When we finally got to the “waterfalls”, I had managed to avoid the dried spiked leaf spines and trails of biting ants with my bare feet, but one of the other girls in our group wasn’t doing so well.  She has a medical condition where she needs have regular doses of salt when she doing extreme activites or she starts shaking, has cramps all over her body, and hyperventilating, and can have a seizure if left untreated.  Since we had been told that this would be a 40 minute walk as oppose to a 3-4 hour extremely strenous hike, she had not brought her salt tablets with her.  Thankfully Anibal had brought a can of tuna with him, and there was enough salt in it to get her through, though twice she started having an attack.  The waterfalls, it turns out, only exist during the rainy season.  So the reward for our journey was a few murky puddles full of mosquitos larvae in front of cliff faces.

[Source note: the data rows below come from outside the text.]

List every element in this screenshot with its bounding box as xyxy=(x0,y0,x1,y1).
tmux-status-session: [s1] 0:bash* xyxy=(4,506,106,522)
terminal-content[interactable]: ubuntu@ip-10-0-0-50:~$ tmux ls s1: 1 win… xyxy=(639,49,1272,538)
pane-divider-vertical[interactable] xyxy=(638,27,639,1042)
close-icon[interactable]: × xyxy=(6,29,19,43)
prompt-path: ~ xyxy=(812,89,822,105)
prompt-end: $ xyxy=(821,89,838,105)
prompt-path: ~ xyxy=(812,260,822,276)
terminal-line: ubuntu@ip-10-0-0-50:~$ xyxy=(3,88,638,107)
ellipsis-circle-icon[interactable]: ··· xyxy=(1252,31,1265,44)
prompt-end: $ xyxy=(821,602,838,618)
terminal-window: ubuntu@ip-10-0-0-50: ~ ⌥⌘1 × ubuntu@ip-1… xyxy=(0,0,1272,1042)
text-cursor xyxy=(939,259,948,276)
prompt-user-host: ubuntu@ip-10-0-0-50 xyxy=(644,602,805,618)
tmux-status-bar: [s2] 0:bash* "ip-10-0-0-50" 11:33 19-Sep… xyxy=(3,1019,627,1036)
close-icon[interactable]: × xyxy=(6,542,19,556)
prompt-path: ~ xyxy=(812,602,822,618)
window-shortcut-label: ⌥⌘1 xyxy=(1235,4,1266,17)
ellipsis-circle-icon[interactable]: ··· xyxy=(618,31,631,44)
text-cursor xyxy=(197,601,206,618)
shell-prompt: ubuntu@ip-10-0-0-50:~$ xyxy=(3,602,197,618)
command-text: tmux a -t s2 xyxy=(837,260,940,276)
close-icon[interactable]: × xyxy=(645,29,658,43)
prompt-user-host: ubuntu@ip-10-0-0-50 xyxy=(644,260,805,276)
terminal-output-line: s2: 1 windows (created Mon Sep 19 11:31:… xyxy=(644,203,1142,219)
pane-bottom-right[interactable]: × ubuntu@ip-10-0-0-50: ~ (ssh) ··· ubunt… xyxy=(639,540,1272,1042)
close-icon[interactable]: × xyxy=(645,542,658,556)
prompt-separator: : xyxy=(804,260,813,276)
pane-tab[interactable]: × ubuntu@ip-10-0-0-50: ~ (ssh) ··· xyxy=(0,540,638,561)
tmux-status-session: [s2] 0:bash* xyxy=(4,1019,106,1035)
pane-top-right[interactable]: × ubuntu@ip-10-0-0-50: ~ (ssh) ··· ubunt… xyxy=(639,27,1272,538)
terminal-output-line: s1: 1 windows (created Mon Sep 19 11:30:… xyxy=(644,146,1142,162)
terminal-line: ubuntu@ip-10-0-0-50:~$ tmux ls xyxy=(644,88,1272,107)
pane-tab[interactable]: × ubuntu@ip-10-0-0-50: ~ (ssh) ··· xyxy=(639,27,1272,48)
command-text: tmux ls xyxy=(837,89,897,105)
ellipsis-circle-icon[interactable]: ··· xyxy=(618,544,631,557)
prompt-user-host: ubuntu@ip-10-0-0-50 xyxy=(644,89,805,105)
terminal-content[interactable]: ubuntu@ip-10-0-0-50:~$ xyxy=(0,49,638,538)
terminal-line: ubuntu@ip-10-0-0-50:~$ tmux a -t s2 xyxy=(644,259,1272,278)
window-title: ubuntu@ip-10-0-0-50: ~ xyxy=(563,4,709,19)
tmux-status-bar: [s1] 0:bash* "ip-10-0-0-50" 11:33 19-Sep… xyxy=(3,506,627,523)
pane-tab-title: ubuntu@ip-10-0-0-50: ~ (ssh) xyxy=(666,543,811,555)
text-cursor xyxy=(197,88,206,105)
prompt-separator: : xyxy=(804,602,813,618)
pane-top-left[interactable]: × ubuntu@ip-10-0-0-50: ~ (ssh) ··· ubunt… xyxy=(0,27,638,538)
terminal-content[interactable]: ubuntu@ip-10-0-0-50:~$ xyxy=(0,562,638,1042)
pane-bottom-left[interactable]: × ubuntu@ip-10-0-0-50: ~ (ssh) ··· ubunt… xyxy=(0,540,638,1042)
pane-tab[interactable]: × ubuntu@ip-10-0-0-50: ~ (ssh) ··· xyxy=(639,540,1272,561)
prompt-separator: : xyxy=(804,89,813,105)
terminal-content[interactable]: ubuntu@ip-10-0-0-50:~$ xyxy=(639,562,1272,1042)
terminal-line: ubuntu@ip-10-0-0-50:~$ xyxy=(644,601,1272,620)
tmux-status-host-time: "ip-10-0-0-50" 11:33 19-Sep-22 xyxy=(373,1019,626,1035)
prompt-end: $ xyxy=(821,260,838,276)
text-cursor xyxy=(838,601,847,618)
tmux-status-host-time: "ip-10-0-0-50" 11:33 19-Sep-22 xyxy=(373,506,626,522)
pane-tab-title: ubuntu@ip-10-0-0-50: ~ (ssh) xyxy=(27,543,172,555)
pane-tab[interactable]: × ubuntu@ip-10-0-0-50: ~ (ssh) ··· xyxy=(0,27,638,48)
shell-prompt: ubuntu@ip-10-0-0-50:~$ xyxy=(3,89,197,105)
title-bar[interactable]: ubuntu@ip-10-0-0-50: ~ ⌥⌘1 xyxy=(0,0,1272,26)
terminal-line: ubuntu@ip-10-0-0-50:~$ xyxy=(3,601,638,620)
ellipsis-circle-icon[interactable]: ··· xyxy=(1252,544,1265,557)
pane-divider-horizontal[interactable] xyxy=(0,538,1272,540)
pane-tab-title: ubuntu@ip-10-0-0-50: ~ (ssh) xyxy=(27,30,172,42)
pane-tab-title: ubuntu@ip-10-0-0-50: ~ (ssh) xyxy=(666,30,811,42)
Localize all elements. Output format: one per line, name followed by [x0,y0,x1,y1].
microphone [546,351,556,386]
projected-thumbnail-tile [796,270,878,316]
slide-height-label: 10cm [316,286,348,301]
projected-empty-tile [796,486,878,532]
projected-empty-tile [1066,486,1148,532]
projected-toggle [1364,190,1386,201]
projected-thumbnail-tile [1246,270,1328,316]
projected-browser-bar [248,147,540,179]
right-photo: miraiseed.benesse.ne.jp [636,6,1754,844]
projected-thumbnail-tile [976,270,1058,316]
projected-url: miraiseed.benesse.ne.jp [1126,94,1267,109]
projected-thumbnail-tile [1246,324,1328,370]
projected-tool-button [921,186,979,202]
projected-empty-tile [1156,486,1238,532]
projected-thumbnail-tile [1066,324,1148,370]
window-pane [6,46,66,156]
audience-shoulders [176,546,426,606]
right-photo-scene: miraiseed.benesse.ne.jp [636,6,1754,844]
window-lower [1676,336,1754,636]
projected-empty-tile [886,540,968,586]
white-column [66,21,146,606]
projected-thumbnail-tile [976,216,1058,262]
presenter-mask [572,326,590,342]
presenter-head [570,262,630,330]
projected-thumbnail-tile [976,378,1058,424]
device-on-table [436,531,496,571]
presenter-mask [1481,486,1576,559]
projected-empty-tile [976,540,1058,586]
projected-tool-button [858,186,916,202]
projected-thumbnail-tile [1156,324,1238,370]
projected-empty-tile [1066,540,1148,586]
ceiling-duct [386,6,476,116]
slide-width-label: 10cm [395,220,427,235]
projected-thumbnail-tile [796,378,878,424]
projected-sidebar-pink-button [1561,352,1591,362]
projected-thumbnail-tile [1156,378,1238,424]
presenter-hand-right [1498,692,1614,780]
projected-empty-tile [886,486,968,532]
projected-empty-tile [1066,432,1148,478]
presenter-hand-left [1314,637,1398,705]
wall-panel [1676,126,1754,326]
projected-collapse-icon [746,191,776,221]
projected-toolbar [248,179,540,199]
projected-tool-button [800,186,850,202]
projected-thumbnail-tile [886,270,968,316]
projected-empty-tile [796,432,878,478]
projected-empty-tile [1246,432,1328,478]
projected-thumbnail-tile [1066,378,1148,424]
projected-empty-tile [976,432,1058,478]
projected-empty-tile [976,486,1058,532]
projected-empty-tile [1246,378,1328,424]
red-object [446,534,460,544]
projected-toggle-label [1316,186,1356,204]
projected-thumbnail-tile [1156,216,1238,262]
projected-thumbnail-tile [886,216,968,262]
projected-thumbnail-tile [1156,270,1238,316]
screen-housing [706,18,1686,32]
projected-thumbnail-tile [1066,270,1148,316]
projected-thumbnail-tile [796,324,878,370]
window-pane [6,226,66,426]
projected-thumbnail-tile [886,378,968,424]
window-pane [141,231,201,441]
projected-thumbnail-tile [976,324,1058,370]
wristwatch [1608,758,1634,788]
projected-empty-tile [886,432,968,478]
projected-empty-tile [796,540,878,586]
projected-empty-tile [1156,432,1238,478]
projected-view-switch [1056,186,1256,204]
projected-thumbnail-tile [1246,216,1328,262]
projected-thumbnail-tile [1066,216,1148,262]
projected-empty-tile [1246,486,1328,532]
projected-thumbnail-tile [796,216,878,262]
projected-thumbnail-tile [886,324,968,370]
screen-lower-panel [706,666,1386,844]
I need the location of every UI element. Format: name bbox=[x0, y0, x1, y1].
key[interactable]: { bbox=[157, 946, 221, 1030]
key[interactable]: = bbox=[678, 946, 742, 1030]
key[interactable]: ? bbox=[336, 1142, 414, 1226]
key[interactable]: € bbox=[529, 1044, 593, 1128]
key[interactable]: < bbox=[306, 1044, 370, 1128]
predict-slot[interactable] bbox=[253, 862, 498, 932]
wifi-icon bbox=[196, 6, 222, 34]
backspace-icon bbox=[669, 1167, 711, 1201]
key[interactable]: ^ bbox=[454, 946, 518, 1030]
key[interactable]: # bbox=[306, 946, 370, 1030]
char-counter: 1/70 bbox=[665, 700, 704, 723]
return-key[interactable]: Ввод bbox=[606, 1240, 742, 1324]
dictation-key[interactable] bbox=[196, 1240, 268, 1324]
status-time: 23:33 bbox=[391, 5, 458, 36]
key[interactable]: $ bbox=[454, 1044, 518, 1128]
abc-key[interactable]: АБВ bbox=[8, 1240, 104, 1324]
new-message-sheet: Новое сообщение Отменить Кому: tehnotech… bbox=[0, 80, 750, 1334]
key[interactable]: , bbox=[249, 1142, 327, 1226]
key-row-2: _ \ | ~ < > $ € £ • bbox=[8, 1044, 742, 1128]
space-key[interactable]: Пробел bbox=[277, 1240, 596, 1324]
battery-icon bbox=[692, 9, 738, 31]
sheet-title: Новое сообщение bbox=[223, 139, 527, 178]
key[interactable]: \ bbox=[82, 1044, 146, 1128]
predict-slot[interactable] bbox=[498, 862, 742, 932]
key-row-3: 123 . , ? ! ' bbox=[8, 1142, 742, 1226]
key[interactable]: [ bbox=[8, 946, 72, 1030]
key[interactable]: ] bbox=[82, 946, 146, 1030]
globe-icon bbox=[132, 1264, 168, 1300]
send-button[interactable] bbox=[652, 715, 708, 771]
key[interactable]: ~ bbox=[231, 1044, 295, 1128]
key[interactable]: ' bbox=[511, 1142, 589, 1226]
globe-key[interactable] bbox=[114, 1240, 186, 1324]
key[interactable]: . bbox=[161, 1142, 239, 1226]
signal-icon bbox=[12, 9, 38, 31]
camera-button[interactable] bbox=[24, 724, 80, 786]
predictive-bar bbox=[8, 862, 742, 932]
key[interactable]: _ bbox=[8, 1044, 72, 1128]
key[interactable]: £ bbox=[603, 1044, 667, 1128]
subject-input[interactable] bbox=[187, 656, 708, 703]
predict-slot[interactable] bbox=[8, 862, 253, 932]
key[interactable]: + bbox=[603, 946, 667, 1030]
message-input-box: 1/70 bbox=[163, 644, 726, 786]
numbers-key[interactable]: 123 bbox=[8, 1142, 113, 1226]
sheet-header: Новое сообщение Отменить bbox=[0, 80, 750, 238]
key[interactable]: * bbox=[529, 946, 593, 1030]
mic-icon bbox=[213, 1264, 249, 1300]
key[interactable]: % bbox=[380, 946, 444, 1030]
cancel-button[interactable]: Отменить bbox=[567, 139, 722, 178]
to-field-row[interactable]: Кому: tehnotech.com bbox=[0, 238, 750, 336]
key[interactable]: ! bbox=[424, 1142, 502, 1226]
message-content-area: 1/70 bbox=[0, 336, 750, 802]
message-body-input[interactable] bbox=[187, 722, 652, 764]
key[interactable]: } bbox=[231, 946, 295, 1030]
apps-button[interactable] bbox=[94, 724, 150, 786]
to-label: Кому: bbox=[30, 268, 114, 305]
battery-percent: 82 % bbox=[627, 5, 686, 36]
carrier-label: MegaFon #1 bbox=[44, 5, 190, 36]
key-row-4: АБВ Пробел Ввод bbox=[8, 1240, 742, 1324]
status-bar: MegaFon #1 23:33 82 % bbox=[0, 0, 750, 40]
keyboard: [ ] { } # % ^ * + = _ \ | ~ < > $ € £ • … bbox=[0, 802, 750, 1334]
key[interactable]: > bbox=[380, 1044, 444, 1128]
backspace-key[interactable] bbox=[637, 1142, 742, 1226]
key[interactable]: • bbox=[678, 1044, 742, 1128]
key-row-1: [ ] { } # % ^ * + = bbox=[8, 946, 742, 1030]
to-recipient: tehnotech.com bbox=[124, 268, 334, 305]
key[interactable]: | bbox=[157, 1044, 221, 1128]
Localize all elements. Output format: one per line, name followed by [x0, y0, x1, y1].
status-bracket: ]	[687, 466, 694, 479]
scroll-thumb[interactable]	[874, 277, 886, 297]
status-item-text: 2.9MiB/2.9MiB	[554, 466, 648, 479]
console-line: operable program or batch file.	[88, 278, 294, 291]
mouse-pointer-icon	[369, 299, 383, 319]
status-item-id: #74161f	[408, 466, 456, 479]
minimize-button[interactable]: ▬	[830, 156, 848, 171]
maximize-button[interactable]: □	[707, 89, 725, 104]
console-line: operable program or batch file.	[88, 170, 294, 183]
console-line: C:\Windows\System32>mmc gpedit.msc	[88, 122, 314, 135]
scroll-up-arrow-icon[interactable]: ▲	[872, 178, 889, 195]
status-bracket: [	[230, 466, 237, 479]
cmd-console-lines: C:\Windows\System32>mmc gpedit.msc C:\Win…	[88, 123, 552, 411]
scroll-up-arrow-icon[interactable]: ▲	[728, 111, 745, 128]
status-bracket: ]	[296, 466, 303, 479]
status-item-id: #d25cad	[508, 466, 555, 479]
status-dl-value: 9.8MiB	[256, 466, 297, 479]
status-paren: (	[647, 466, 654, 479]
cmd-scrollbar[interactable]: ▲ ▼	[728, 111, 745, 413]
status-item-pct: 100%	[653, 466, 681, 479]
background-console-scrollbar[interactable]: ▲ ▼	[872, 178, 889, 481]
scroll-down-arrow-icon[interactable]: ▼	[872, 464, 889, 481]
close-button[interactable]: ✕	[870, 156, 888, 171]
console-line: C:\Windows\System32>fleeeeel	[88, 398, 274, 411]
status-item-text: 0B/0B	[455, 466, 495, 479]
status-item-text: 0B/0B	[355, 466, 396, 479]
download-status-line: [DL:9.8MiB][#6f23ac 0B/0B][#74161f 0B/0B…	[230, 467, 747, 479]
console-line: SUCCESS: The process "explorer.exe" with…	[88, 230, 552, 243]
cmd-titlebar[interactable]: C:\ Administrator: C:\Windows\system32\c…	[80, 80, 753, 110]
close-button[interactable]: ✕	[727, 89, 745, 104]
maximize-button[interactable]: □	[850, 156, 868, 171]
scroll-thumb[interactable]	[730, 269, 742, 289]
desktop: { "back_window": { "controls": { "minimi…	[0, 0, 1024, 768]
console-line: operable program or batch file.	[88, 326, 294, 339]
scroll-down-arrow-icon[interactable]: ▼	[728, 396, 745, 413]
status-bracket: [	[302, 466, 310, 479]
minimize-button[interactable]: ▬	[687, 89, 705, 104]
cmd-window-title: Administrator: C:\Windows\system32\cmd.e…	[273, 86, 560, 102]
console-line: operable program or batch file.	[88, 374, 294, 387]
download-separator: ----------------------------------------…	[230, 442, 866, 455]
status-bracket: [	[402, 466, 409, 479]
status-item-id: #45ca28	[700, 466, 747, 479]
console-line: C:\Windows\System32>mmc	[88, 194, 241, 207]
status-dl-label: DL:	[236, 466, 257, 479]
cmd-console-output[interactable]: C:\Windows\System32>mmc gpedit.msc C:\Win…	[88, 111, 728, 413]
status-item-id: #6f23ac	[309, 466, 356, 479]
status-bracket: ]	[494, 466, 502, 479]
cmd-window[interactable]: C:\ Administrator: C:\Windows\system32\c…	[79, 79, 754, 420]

When we finally got back to the base camp area, Javier had an amazing seafood rice dish and a giant grilled fish ready for us.  After eating what felt like the best meal of my life and having a dip in the pool/swimming hole they had at the base, we were new people. As hellish as the journey was, we all made it out in one piece and now we have some amazing photos and stories tell our friends.

Original version published January 23, 2011, on tumblr as “El Viaje Extremo”.